If you can
read only one article on politics this month make it Jonathan Cohn's article
in New Republic Online
about Bill Clinton and the current state of the Democratic party. It is as blisteringly accurate as it is elegantly executed.
There is an important debate going on among Democrats today over this question: was welfare reform, fiscal discipline, and Clintonite triangulation a tactical effort to fend off the right and restore belief in tempered, but activist, government?
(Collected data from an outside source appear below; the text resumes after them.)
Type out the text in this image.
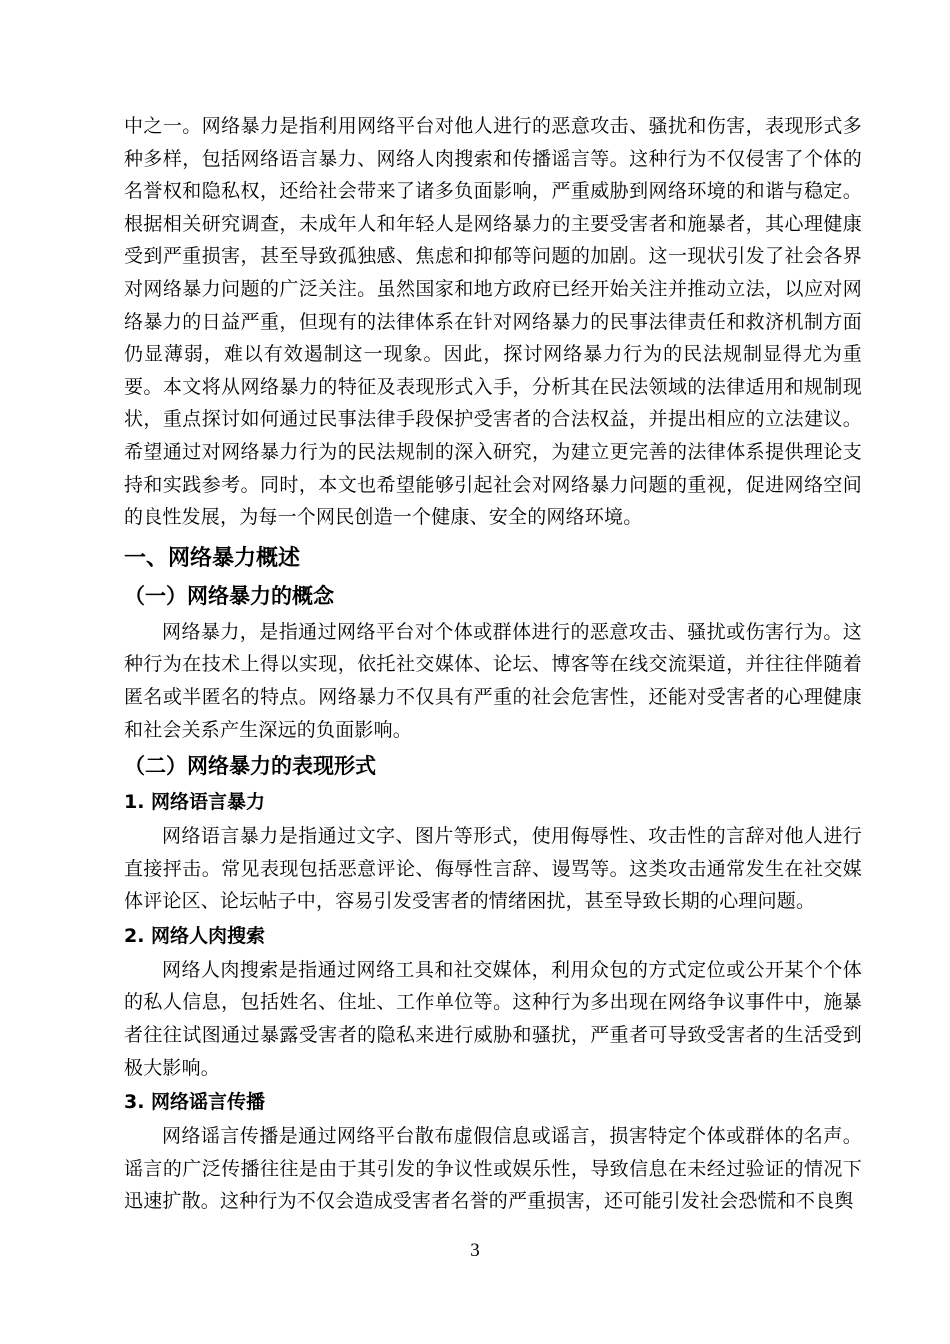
中之一。网络暴力是指利用网络平台对他人进行的恶意攻击、骚扰和伤害，表现形式多种多样，包括网络语言暴力、网络人肉搜索和传播谣言等。这种行为不仅侵害了个体的名誉权和隐私权，还给社会带来了诸多负面影响，严重威胁到网络环境的和谐与稳定。根据相关研究调查，未成年人和年轻人是网络暴力的主要受害者和施暴者，其心理健康受到严重损害，甚至导致孤独感、焦虑和抑郁等问题的加剧。这一现状引发了社会各界对网络暴力问题的广泛关注。虽然国家和地方政府已经开始关注并推动立法，以应对网络暴力的日益严重，但现有的法律体系在针对网络暴力的民事法律责任和救济机制方面仍显薄弱，难以有效遏制这一现象。因此，探讨网络暴力行为的民法规制显得尤为重要。本文将从网络暴力的特征及表现形式入手，分析其在民法领域的法律适用和规制现状，重点探讨如何通过民事法律手段保护受害者的合法权益，并提出相应的立法建议。希望通过对网络暴力行为的民法规制的深入研究，为建立更完善的法律体系提供理论支持和实践参考。同时，本文也希望能够引起社会对网络暴力问题的重视，促进网络空间的良性发展，为每一个网民创造一个健康、安全的网络环境。

一、网络暴力概述
（一）网络暴力的概念

网络暴力，是指通过网络平台对个体或群体进行的恶意攻击、骚扰或伤害行为。这种行为在技术上得以实现，依托社交媒体、论坛、博客等在线交流渠道，并往往伴随着匿名或半匿名的特点。网络暴力不仅具有严重的社会危害性，还能对受害者的心理健康和社会关系产生深远的负面影响。

（二）网络暴力的表现形式
1. 网络语言暴力

网络语言暴力是指通过文字、图片等形式，使用侮辱性、攻击性的言辞对他人进行直接抨击。常见表现包括恶意评论、侮辱性言辞、谩骂等。这类攻击通常发生在社交媒体评论区、论坛帖子中，容易引发受害者的情绪困扰，甚至导致长期的心理问题。

2. 网络人肉搜索

网络人肉搜索是指通过网络工具和社交媒体，利用众包的方式定位或公开某个个体的私人信息，包括姓名、住址、工作单位等。这种行为多出现在网络争议事件中，施暴者往往试图通过暴露受害者的隐私来进行威胁和骚扰，严重者可导致受害者的生活受到极大影响。

3. 网络谣言传播

网络谣言传播是通过网络平台散布虚假信息或谣言，损害特定个体或群体的名声。谣言的广泛传播往往是由于其引发的争议性或娱乐性，导致信息在未经过验证的情况下迅速扩散。这种行为不仅会造成受害者名誉的严重损害，还可能引发社会恐慌和不良舆

3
Or was it simply a new approach to progressive governance which is good public policy on it own merits?
Cohn takes aim at another group who believe Clinton's two-terms in office did great damage to the Democrats, ceding all sorts of intellectual ground to the right, and accomplishing nothing worthwhile in the process.
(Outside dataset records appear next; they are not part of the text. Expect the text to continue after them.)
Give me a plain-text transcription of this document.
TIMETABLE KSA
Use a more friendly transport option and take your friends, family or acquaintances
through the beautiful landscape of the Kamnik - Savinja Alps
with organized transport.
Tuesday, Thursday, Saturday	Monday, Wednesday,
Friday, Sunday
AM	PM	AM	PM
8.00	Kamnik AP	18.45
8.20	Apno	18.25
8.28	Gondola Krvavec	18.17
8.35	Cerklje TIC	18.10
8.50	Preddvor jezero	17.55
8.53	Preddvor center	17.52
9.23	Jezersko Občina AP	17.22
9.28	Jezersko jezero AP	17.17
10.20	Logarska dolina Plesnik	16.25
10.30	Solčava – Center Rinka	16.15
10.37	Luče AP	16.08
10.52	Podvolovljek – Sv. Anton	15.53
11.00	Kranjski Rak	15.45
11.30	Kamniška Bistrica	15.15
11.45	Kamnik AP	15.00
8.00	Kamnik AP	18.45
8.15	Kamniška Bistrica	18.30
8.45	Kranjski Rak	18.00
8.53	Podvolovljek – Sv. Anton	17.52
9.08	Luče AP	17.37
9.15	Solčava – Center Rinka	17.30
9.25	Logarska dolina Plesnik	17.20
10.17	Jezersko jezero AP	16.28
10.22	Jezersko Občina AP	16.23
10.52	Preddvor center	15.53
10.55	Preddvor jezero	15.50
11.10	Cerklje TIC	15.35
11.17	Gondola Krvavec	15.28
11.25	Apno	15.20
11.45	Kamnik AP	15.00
(I know many of the people Cohn is talking about and frankly, they're one of the reasons I'm now freelancing -- but that's a story for another day.)
It's one thing to argue that faith in activist government has now been restored to the point where progressives can again afford to think (and spend) big; quite another to believe that there was really no problem with the progressive project that needed solving and that we'd be better off today if Bill Clinton had come back after the 1994 debacle and reproposed National Health Care Insurance and gobs more spending on everything under the sun.
It's hard to listen to these folks and not be reminded of some gaggle of nasally-voiced French intellectuals circa 1948, puffing cigarettes and sipping coffee in some Montmartre cafe, whining about America's many evils while remaining utterly oblivious to the fact that the US Army saved their collaborationist asses from national humiliation only a few years before.
Anyway, read the article. It's very good.